UPL Limited also recommended a dividend of 50 per cent, i.e., Re 1 per equity share on equity shares of Rs 2 each, subject to approval of members at the ensuing Annual General Meeting. The dividend will be paid / dispatched within 30 days of the Annual General Meeting, it said.
Ravi Jaipuria, Chairman, Varun Beverages Limited, said, “In-spite of delay in the holi festival by 17 days resulting in delayed seasonality cycle, we are pleased to report a reasonably strong overall operational and financial performance in the first quarter of the year. We achieved a consolidated sales revenue growth of 10.9 per cent with a break-up of volume growth of 7.2 per cent and net realization per case growth of 3.5 per cent in Q1, reflecting an improved product mix in India and higher contributions from international markets.”

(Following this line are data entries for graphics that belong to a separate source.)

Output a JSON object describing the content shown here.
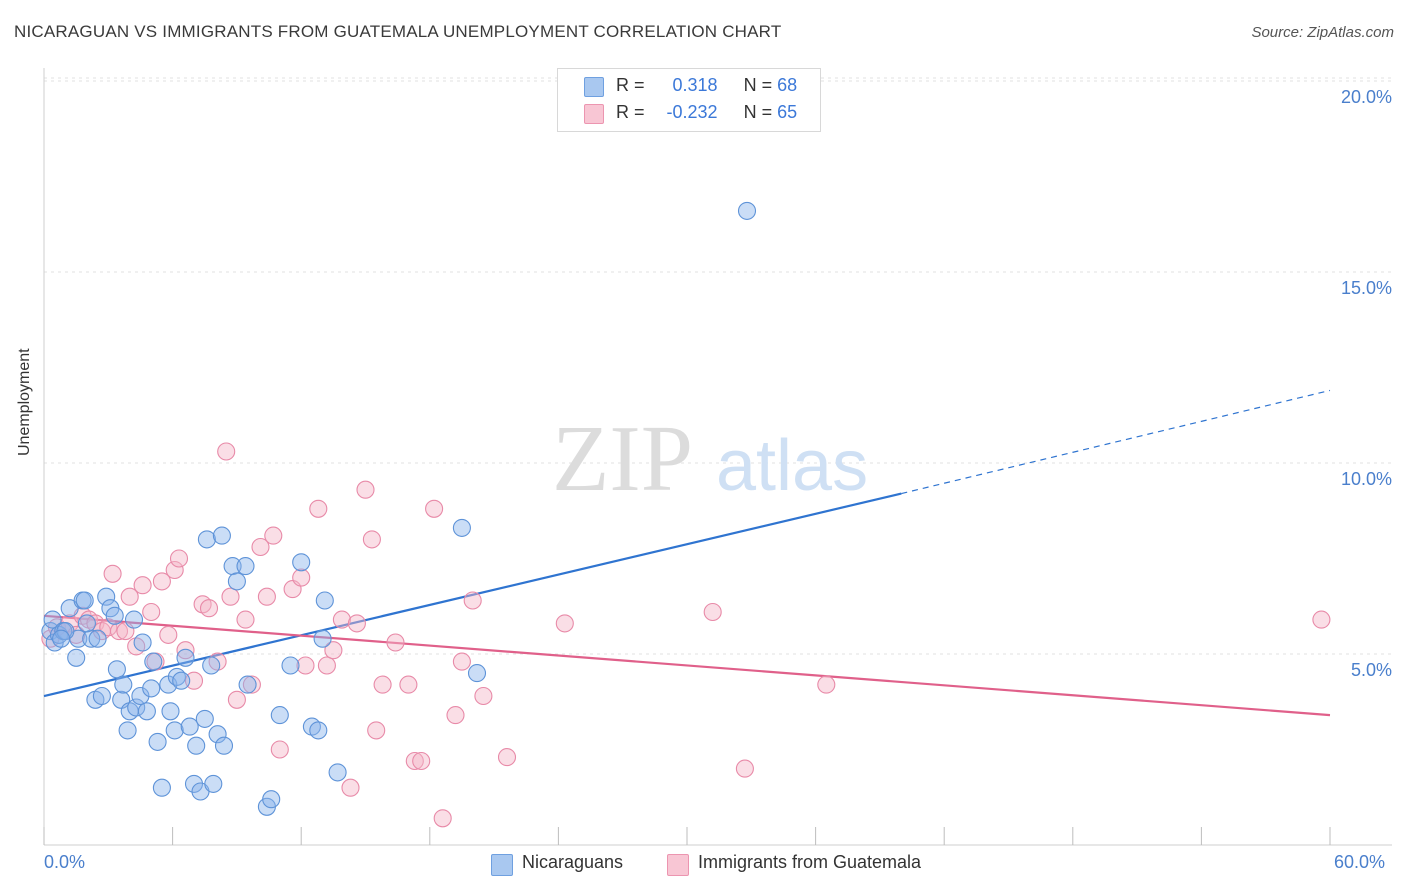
{
  "title": "NICARAGUAN VS IMMIGRANTS FROM GUATEMALA UNEMPLOYMENT CORRELATION CHART",
  "source": "Source: ZipAtlas.com",
  "watermark": {
    "zip": "ZIP",
    "atlas": "atlas"
  },
  "stats": [
    {
      "r_label": "R =",
      "r_value": "0.318",
      "n_label": "N =",
      "n_value": "68",
      "color": "#a9c8f0",
      "border": "#6fa0e0"
    },
    {
      "r_label": "R =",
      "r_value": "-0.232",
      "n_label": "N =",
      "n_value": "65",
      "color": "#f8c6d4",
      "border": "#ec95b0"
    }
  ],
  "chart_data": {
    "type": "scatter",
    "title": "NICARAGUAN VS IMMIGRANTS FROM GUATEMALA UNEMPLOYMENT CORRELATION CHART",
    "xlabel": "",
    "ylabel": "Unemployment",
    "xlim": [
      0,
      60
    ],
    "ylim": [
      0,
      20.5
    ],
    "x_tick_labels": [
      "0.0%",
      "60.0%"
    ],
    "y_ticks": [
      5,
      10,
      15,
      20
    ],
    "y_tick_labels": [
      "5.0%",
      "10.0%",
      "15.0%",
      "20.0%"
    ],
    "legend": [
      "Nicaraguans",
      "Immigrants from Guatemala"
    ],
    "series": [
      {
        "name": "Nicaraguans",
        "color": "#8ab4ea",
        "stroke": "#5e93d8",
        "trend_color": "#2f74d0",
        "trend": {
          "x0": 0,
          "y0": 3.9,
          "x1": 40,
          "y1": 9.2,
          "dash_to_x": 60,
          "dash_to_y": 11.9
        },
        "points": [
          [
            0.3,
            5.6
          ],
          [
            0.5,
            5.3
          ],
          [
            0.4,
            5.9
          ],
          [
            0.7,
            5.5
          ],
          [
            0.9,
            5.6
          ],
          [
            1.2,
            6.2
          ],
          [
            1.5,
            4.9
          ],
          [
            1.6,
            5.4
          ],
          [
            1.8,
            6.4
          ],
          [
            1.9,
            6.4
          ],
          [
            2.2,
            5.4
          ],
          [
            2.4,
            3.8
          ],
          [
            2.5,
            5.4
          ],
          [
            2.7,
            3.9
          ],
          [
            2.9,
            6.5
          ],
          [
            3.1,
            6.2
          ],
          [
            3.3,
            6.0
          ],
          [
            3.4,
            4.6
          ],
          [
            3.6,
            3.8
          ],
          [
            3.7,
            4.2
          ],
          [
            3.9,
            3.0
          ],
          [
            4.0,
            3.5
          ],
          [
            4.2,
            5.9
          ],
          [
            4.3,
            3.6
          ],
          [
            4.5,
            3.9
          ],
          [
            4.6,
            5.3
          ],
          [
            4.8,
            3.5
          ],
          [
            5.0,
            4.1
          ],
          [
            5.1,
            4.8
          ],
          [
            5.3,
            2.7
          ],
          [
            5.5,
            1.5
          ],
          [
            5.8,
            4.2
          ],
          [
            5.9,
            3.5
          ],
          [
            6.1,
            3.0
          ],
          [
            6.2,
            4.4
          ],
          [
            6.4,
            4.3
          ],
          [
            6.6,
            4.9
          ],
          [
            6.8,
            3.1
          ],
          [
            7.0,
            1.6
          ],
          [
            7.1,
            2.6
          ],
          [
            7.3,
            1.4
          ],
          [
            7.5,
            3.3
          ],
          [
            7.6,
            8.0
          ],
          [
            7.8,
            4.7
          ],
          [
            7.9,
            1.6
          ],
          [
            8.1,
            2.9
          ],
          [
            8.3,
            8.1
          ],
          [
            8.4,
            2.6
          ],
          [
            8.8,
            7.3
          ],
          [
            9.0,
            6.9
          ],
          [
            9.4,
            7.3
          ],
          [
            9.5,
            4.2
          ],
          [
            10.4,
            1.0
          ],
          [
            10.6,
            1.2
          ],
          [
            11.0,
            3.4
          ],
          [
            11.5,
            4.7
          ],
          [
            12.0,
            7.4
          ],
          [
            12.5,
            3.1
          ],
          [
            12.8,
            3.0
          ],
          [
            13.0,
            5.4
          ],
          [
            13.1,
            6.4
          ],
          [
            13.7,
            1.9
          ],
          [
            19.5,
            8.3
          ],
          [
            20.2,
            4.5
          ],
          [
            32.8,
            16.6
          ],
          [
            1.0,
            5.6
          ],
          [
            2.0,
            5.8
          ],
          [
            0.8,
            5.4
          ]
        ]
      },
      {
        "name": "Immigrants from Guatemala",
        "color": "#f4b6c8",
        "stroke": "#e88aa8",
        "trend_color": "#e0608a",
        "trend": {
          "x0": 0,
          "y0": 6.0,
          "x1": 60,
          "y1": 3.4
        },
        "points": [
          [
            0.3,
            5.4
          ],
          [
            0.6,
            5.7
          ],
          [
            0.9,
            5.6
          ],
          [
            1.2,
            5.8
          ],
          [
            1.5,
            5.5
          ],
          [
            1.8,
            6.0
          ],
          [
            2.1,
            5.9
          ],
          [
            2.4,
            5.8
          ],
          [
            2.7,
            5.6
          ],
          [
            3.0,
            5.7
          ],
          [
            3.2,
            7.1
          ],
          [
            3.5,
            5.6
          ],
          [
            3.8,
            5.6
          ],
          [
            4.0,
            6.5
          ],
          [
            4.3,
            5.2
          ],
          [
            4.6,
            6.8
          ],
          [
            5.0,
            6.1
          ],
          [
            5.2,
            4.8
          ],
          [
            5.5,
            6.9
          ],
          [
            5.8,
            5.5
          ],
          [
            6.1,
            7.2
          ],
          [
            6.3,
            7.5
          ],
          [
            6.6,
            5.1
          ],
          [
            7.0,
            4.3
          ],
          [
            7.4,
            6.3
          ],
          [
            7.7,
            6.2
          ],
          [
            8.1,
            4.8
          ],
          [
            8.5,
            10.3
          ],
          [
            8.7,
            6.5
          ],
          [
            9.0,
            3.8
          ],
          [
            9.4,
            5.9
          ],
          [
            9.7,
            4.2
          ],
          [
            10.1,
            7.8
          ],
          [
            10.4,
            6.5
          ],
          [
            10.7,
            8.1
          ],
          [
            11.0,
            2.5
          ],
          [
            11.6,
            6.7
          ],
          [
            12.0,
            7.0
          ],
          [
            12.2,
            4.7
          ],
          [
            12.8,
            8.8
          ],
          [
            13.2,
            4.7
          ],
          [
            13.5,
            5.1
          ],
          [
            13.9,
            5.9
          ],
          [
            14.3,
            1.5
          ],
          [
            14.6,
            5.8
          ],
          [
            15.0,
            9.3
          ],
          [
            15.3,
            8.0
          ],
          [
            15.5,
            3.0
          ],
          [
            15.8,
            4.2
          ],
          [
            16.4,
            5.3
          ],
          [
            17.0,
            4.2
          ],
          [
            17.3,
            2.2
          ],
          [
            17.6,
            2.2
          ],
          [
            18.2,
            8.8
          ],
          [
            18.6,
            0.7
          ],
          [
            19.2,
            3.4
          ],
          [
            19.5,
            4.8
          ],
          [
            20.0,
            6.4
          ],
          [
            20.5,
            3.9
          ],
          [
            21.6,
            2.3
          ],
          [
            24.3,
            5.8
          ],
          [
            31.2,
            6.1
          ],
          [
            32.7,
            2.0
          ],
          [
            36.5,
            4.2
          ],
          [
            59.6,
            5.9
          ]
        ]
      }
    ]
  }
}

Varun Beverages, one of the largest bottlers of PepsiCo products outside the US, on Monday announced its first quarter earnings for the calendar year 2024 with profit at Rs 547.98 crore, up 24.9 per cent in comparison to Rs 438.57 crore during the same period last year. It posted revenue from operations at Rs 4397.98 crore, up 11.3 per cent as against Rs 3952.59 crore during the same quarter the previous year. The company EBITDA stood at Rs 990 crore, up 24 per cent YoY.
JK Cement recorded its fourth quarter profit at Rs 219.68 crore, up 104.7 per cent in comparison to Rs 107.34 crore during the same period last year. It posted revenue from operations at Rs 3,105.8 crore, recording a rise of 11.8 per cent from Rs 2,777.9 crore during the corresponding quarter of the previous year. The company EBITDA stood at Rs 649.9 crore.

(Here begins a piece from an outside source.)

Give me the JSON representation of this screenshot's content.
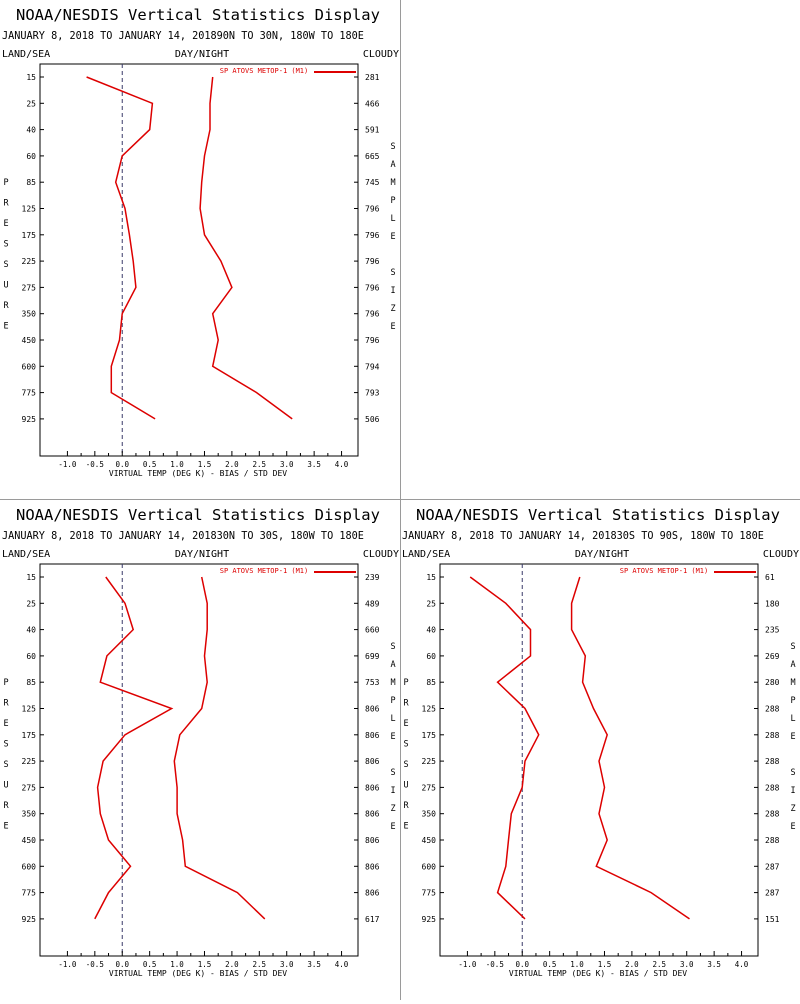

The company board recommended a dividend at the rate of Rs 15 per equity share (i.e. 150 per cent) and special dividend at the rate of Rs 5 per equity share (i.e. 50 per cent), taking overall dividend at the rate of Rs 20 i.e. 200 per cent per equity share of Rs 10 each (fully paid up) for the Financial Year 2023-24.
“DLPL posted a robust quarter, with revenue growing 11% YoY on the back of sample volume increasing 9% YoY and Swasthfit contributing 24% to the topline. DLPL’s focus and execution prowess on expanding its presence in Tier 3+ cities (bulk of expansion) is likely to support its high single-digit revenue growth in core markets (Delhi NCR). With pricing pressures abating, DLPL remains well positioned to capture the structural tailwinds enjoyed by the Indian healthcare industry. Strong balance sheet (net cash of Rs 8.7bn), and improving return ratios provide comfort on valuations.”

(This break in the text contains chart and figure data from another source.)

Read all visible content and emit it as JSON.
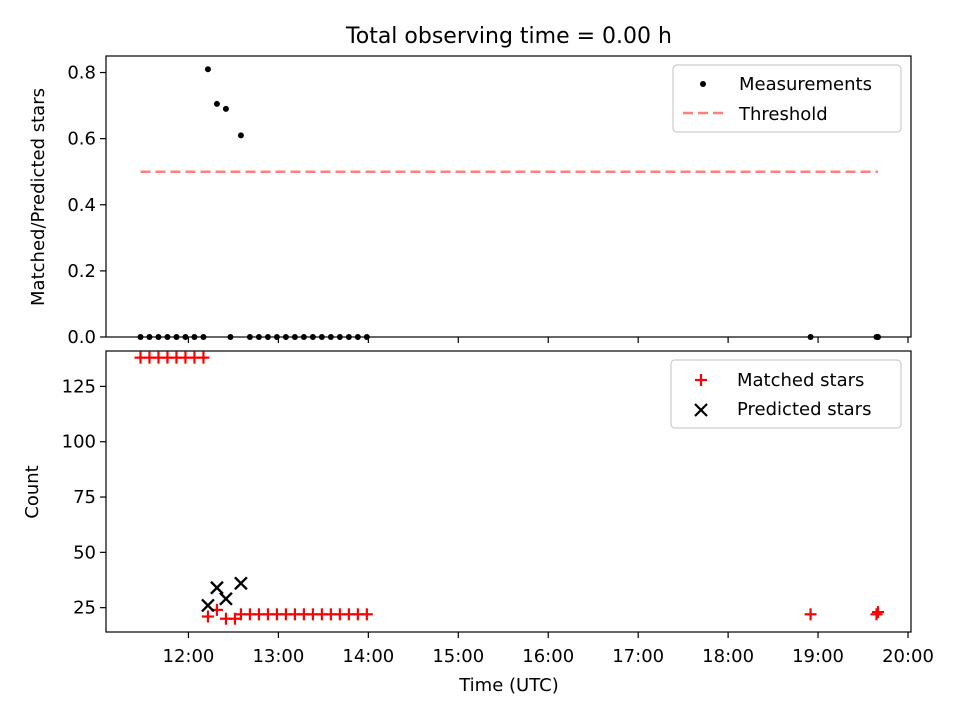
{
  "figure": {
    "title": "Total observing time = 0.00 h"
  },
  "chart_data": [
    {
      "type": "scatter",
      "panel": "top",
      "ylabel": "Matched/Predicted stars",
      "xlabel": "",
      "xlim": [
        "11:05",
        "20:02"
      ],
      "ylim": [
        0,
        0.85
      ],
      "yticks": [
        "0.0",
        "0.2",
        "0.4",
        "0.6",
        "0.8"
      ],
      "yticks_values": [
        0,
        0.2,
        0.4,
        0.6,
        0.8
      ],
      "legend_position": "top-right",
      "series": [
        {
          "name": "Measurements",
          "kind": "scatter",
          "marker": "dot",
          "color": "#000000",
          "points": [
            [
              "11:28",
              0
            ],
            [
              "11:34",
              0
            ],
            [
              "11:40",
              0
            ],
            [
              "11:46",
              0
            ],
            [
              "11:52",
              0
            ],
            [
              "11:58",
              0
            ],
            [
              "12:04",
              0
            ],
            [
              "12:10",
              0
            ],
            [
              "12:13",
              0.81
            ],
            [
              "12:19",
              0.705
            ],
            [
              "12:25",
              0.69
            ],
            [
              "12:28",
              0
            ],
            [
              "12:35",
              0.61
            ],
            [
              "12:41",
              0
            ],
            [
              "12:47",
              0
            ],
            [
              "12:53",
              0
            ],
            [
              "12:59",
              0
            ],
            [
              "13:05",
              0
            ],
            [
              "13:11",
              0
            ],
            [
              "13:17",
              0
            ],
            [
              "13:23",
              0
            ],
            [
              "13:29",
              0
            ],
            [
              "13:35",
              0
            ],
            [
              "13:41",
              0
            ],
            [
              "13:47",
              0
            ],
            [
              "13:53",
              0
            ],
            [
              "13:59",
              0
            ],
            [
              "18:55",
              0
            ],
            [
              "19:39",
              0
            ],
            [
              "19:40",
              0
            ]
          ]
        },
        {
          "name": "Threshold",
          "kind": "line",
          "dashed": true,
          "color": "#ff7f7f",
          "points": [
            [
              "11:28",
              0.5
            ],
            [
              "19:40",
              0.5
            ]
          ]
        }
      ]
    },
    {
      "type": "scatter",
      "panel": "bottom",
      "ylabel": "Count",
      "xlabel": "Time (UTC)",
      "xlim": [
        "11:05",
        "20:02"
      ],
      "ylim": [
        14,
        141
      ],
      "yticks": [
        "25",
        "50",
        "75",
        "100",
        "125"
      ],
      "yticks_values": [
        25,
        50,
        75,
        100,
        125
      ],
      "xticks": [
        "12:00",
        "13:00",
        "14:00",
        "15:00",
        "16:00",
        "17:00",
        "18:00",
        "19:00",
        "20:00"
      ],
      "legend_position": "top-right",
      "series": [
        {
          "name": "Matched stars",
          "kind": "scatter",
          "marker": "plus",
          "color": "#ff0000",
          "points": [
            [
              "11:28",
              138
            ],
            [
              "11:34",
              138
            ],
            [
              "11:40",
              138
            ],
            [
              "11:46",
              138
            ],
            [
              "11:52",
              138
            ],
            [
              "11:58",
              138
            ],
            [
              "12:04",
              138
            ],
            [
              "12:10",
              138
            ],
            [
              "12:13",
              21
            ],
            [
              "12:19",
              24
            ],
            [
              "12:25",
              20
            ],
            [
              "12:31",
              20
            ],
            [
              "12:35",
              22
            ],
            [
              "12:41",
              22
            ],
            [
              "12:47",
              22
            ],
            [
              "12:53",
              22
            ],
            [
              "12:59",
              22
            ],
            [
              "13:05",
              22
            ],
            [
              "13:11",
              22
            ],
            [
              "13:17",
              22
            ],
            [
              "13:23",
              22
            ],
            [
              "13:29",
              22
            ],
            [
              "13:35",
              22
            ],
            [
              "13:41",
              22
            ],
            [
              "13:47",
              22
            ],
            [
              "13:53",
              22
            ],
            [
              "13:59",
              22
            ],
            [
              "18:55",
              22
            ],
            [
              "19:39",
              22
            ],
            [
              "19:40",
              23
            ]
          ]
        },
        {
          "name": "Predicted stars",
          "kind": "scatter",
          "marker": "x",
          "color": "#000000",
          "points": [
            [
              "12:13",
              26
            ],
            [
              "12:19",
              34
            ],
            [
              "12:25",
              29
            ],
            [
              "12:35",
              36
            ]
          ]
        }
      ]
    }
  ]
}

- Anshul Agrawal, Equity Research Analyst, Emkay Global Financial Services Ltd
BEML Limited reported Q4 earnings with profit at Rs 256.80 crore, up 62.9 per cent on-year in comparison to Rs 157.69 crore during the fourth quarter of FY23. It posted revenue from operations at Rs 1513.65 crore, up 9.1 per cent as against Rs 1387.94 crore during the same period last year. The company EBITDA stood at Rs 370.4 crore, up 29.2 per cent on-year.
The company board also recommended a final dividend of Rs 15.50 per equity share (i.e.155 per cent of paid-up share capital).